December 29, 1987|Associated Press

WASHINGTON — The Reagan Administration today unveiled a novel financing plan to help Mexico repay some of its $76-billion debt to commercial banks through the sale of special U.S. Treasury bonds.

Officials claimed the plan would entail no additional cost to U.S. taxpayers.

The Mexican plan, announced by the Treasury Department, calls for selling up to $10 billion in special 20-year U.S. bonds to the government of Mexico.

Mexico in turn would use the bonds--for which it would pay only about $2 billion--as collateral in swap arrangements with banks to which it owes money.

Zero-Coupon Issue

The special bonds--which will be sold only to the government of Mexico and not made available to any other buyer--will be a zero-coupon issue maturing in 20 years with a face value of $10 billion, the agency said.

Zero-coupon bonds pay no interest but are issued at a sharp discount--enabling Mexico to buy the bonds for $2 billion.

Specifically, Mexico would issue its own new peso-denominated bonds--backed by the U.S. securities--that it would then offer to its bank creditors. The Mexican bonds would be exchanged at a discount for existing Mexican debt, U.S. officials said.

Banks would be expected to write down some of the debt, but in exchange for this they would receive Mexican bonds backed by the full faith and credit of the U.S. government.

Easier Repayment Terms

This exchange arrangement is expected to reduce Mexico's outstanding debt and result in easier repayment terms for the debt remaining, the Treasury Department said in a statement.

Robert Levine, a Treasury spokesman, said the Mexican government would pay for the special U.S. Treasury bonds in dollars and that the arrangement will not cost U.S. taxpayers anything.

Levine said Mexico owes $76 billion to foreign commercial banks, including $24 billion to U.S. banks.

The government of Mexico is expected to purchase the special securities in early 1988, the Treasury statement said.

Benefits Both Nations

"The issuance of this special U.S. Treasury security, which is expected to raise up to $2 billion in cash (for the United States), will . . . be on terms that are beneficial both to the United States and Mexico," the statement said.

The plan "is fully consistent with the Administration's strong support of the international debt strategy and its efforts to involve the private sector to the maximum extent possible in working constructively with the debt countries," the statement added.

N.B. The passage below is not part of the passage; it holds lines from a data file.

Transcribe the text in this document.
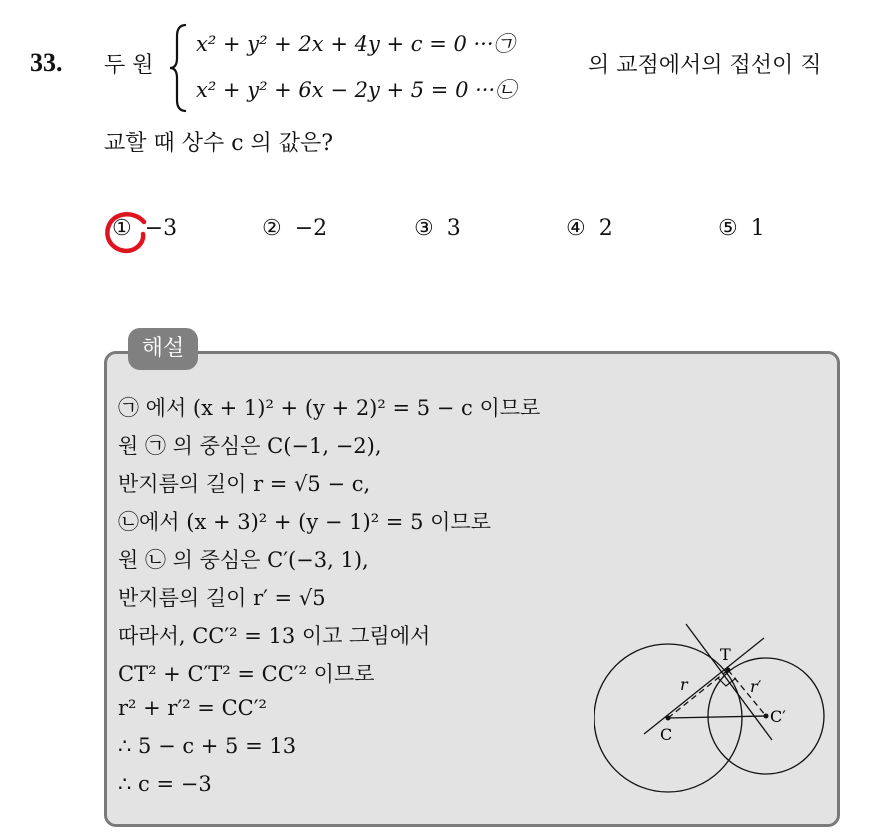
33. 두 원
x² + y² + 2x + 4y + c = 0 ···㉠
x² + y² + 6x − 2y + 5 = 0 ···㉡
의 교점에서의 접선이 직
교할 때 상수 c 의 값은?
① −3	② −2	③ 3	④ 2	⑤ 1
해설
㉠ 에서 (x + 1)² + (y + 2)² = 5 − c 이므로
원 ㉠ 의 중심은 C(−1, −2),
반지름의 길이 r = √5 − c,
㉡에서 (x + 3)² + (y − 1)² = 5 이므로
원 ㉡ 의 중심은 C′(−3, 1),
반지름의 길이 r′ = √5
따라서, CC′² = 13 이고 그림에서
CT² + C′T² = CC′² 이므로
r² + r′² = CC′²
∴ 5 − c + 5 = 13
∴ c = −3
T
C
C′
r	r′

In a separate proposal also aimed at alleviating the Third World debt crisis, the International Monetary Fund today announced it would set up a new $8.4-billion lending pool for its poorest members.

62 Nations Eligible

Sixty-two nations, most of them in Africa, would be eligible for the low-interest, easy-term IMF loans.

The fund was proposed last year by IMF Director Michel Camdessus and endorsed in June at the seven-nation economic summit in Venice. It brings the amount of IMF aid available for hard-pressed nations, nearly all of them in sub-Saharan Africa, to $11.4 billion.

The money in the new fund will supplement an existing $3-billion fund set up in 1986 to help the poorest of the world's poor nations make payments on old loans.

The loans under the new program would carry an annual interest rate of just one-half of 1% and would help the countries "undertake strong three-year . . . programs to improve their balance of payments positions and foster growth," the IMF said.